Entre ellas, se ha sostenido un aporte diario de caudal en el sector Puente El Rey,
junto con la aplicación sistemática de turnos parciales de 36 horas cada fin de
semana, con el objetivo de disminuir daños en los canales, en el sistema de riego
y en la actividad agrícola del valle.
Estas medidas se han debido mantener en un escenario de deshielos irregulares y
disminución sostenida de caudales, situación que refleja el impacto acumulado de
más de 15 años de sequía estructural en la macrozona central del país.
Desde la organización, su presidente Luis Alberto Luraschi, señaló que, “si bien
estas acciones han permitido enfrentar la contingencia y reducir impactos
mayores, las medidas extraordinarias no pueden transformarse en la nueva
normalidad”

Se requieren decisiones estructurales
Luis Alberto Luraschi, presidente de la Junta de Vigilancia, enfatizó que la
seguridad hídrica del Aconcagua y de la Región de Valparaíso requiere avanzar en
soluciones de fondo, entre ellas:
 Construcción y modernización de embalses, para almacenar agua en
invierno y regular su disponibilidad.
 Reúso de aguas servidas que hoy se descargan por emisarios submarinos,
transformándolas en nueva oferta hídrica.

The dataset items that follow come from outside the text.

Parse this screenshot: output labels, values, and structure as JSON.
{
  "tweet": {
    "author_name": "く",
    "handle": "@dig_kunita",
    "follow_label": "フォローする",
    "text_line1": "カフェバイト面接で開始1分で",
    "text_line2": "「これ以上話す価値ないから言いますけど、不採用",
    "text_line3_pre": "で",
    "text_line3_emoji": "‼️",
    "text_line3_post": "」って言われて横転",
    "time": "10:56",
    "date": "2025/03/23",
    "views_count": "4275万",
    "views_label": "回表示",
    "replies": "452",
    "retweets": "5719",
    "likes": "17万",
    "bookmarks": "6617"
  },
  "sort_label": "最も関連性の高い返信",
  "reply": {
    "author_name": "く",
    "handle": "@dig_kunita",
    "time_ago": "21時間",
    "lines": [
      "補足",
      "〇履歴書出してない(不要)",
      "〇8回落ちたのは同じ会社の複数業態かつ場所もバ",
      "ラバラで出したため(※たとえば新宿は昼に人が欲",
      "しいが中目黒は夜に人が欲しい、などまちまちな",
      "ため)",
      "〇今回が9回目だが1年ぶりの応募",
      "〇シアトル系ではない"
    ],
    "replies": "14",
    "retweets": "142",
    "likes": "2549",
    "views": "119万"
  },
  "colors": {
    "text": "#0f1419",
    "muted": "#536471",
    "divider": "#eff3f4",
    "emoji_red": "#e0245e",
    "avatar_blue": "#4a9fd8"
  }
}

 Reducción de pérdidas en redes sanitarias urbanas, mejorando eficiencia
en la distribución.
 Unificación y modernización de bocatomas, línea en la cual la Primera
Sección ya ha avanzado y proyecta nuevas obras para fortalecer el control
y la adaptación al cambio climático.

 Mayor tecnificación del riego agrícola, optimizando cada metro cúbico
disponible.
 Gestión integrada de aguas superficiales y subterráneas, considerando la
disponibilidad total de la cuenca y no fuentes parciales o aisladas.
“El desafío es mirar el Aconcagua desde la cordillera hasta el mar, considerando
todas sus fuentes y cada una de sus cinco secciones —Putaendo, Primera,
Segunda, Tercera y Cuarta— bajo un modelo hidrológico común y una
planificación que fortalezca la seguridad hídrica de toda la cuenca”, indicó.
Finalmente, señaló que la experiencia de esta temporada demuestra que la
coordinación entre secciones es posible —aunque perfectible—, y que
precisamente por ello es indispensable avanzar hacia una política estructural que
permita transformar la actual gestión de emergencia en una estrategia permanente
de seguridad hídrica para la región.